Miners Hall Museum
Backstory and Context
Miners Hall Museum is built on the original site of the Union Hall (shown in photo below). The Union Hall served as a meeting house for the United Mine Workers Association and was also a historic location involving the Amazon Army March.
The center & museum was built shortly after the tornado of 2003 which destroyed much of the community including the former Franklin Community Hall. Miners Hall Museum was founded in 2012 and began with hosting a Smithsonian Exhibit titled "The Way We Worked".
Crawford County Kansas is known for its coal mining heritage and the settlement of many different ethnic groups who came to the United States in search of work in the coal fields.

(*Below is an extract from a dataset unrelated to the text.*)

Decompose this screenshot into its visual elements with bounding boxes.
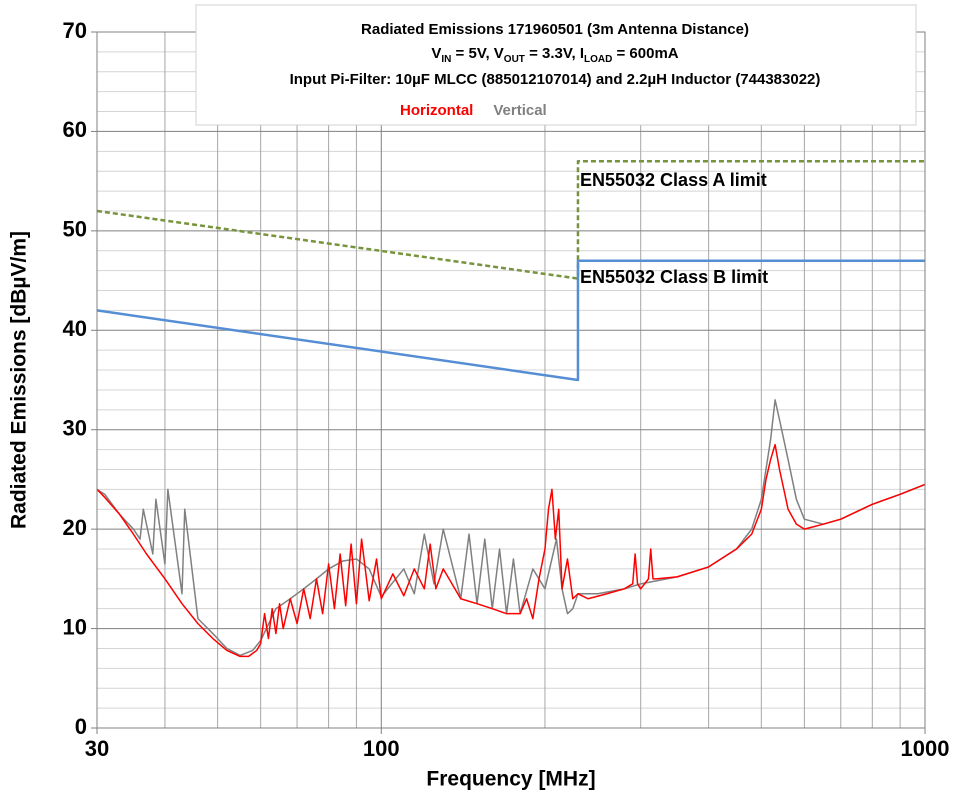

In 1921, thousands of wives, daughters, mothers, sisters and sweethearts of striking coal miners in Southeast Kansas marched in protest against unfair labor practices in the local coal mines. The women's march made headlines across the nation and the New York Times christened them the "Amazon Army." The women, mostly immigrants from southeast Europe, were effective and halted work in the mines for three days.
Most Kansas coal mining took place in the southeast counties of Cherokee, Crawford and Bourbon, where hundreds of underground shafts and above-ground strip mines were dug. Around those mines, communities and camps were built for workers and their families. Mining companies set up camps for workers near the mines. They built houses, sometimes little more than shacks, for their families.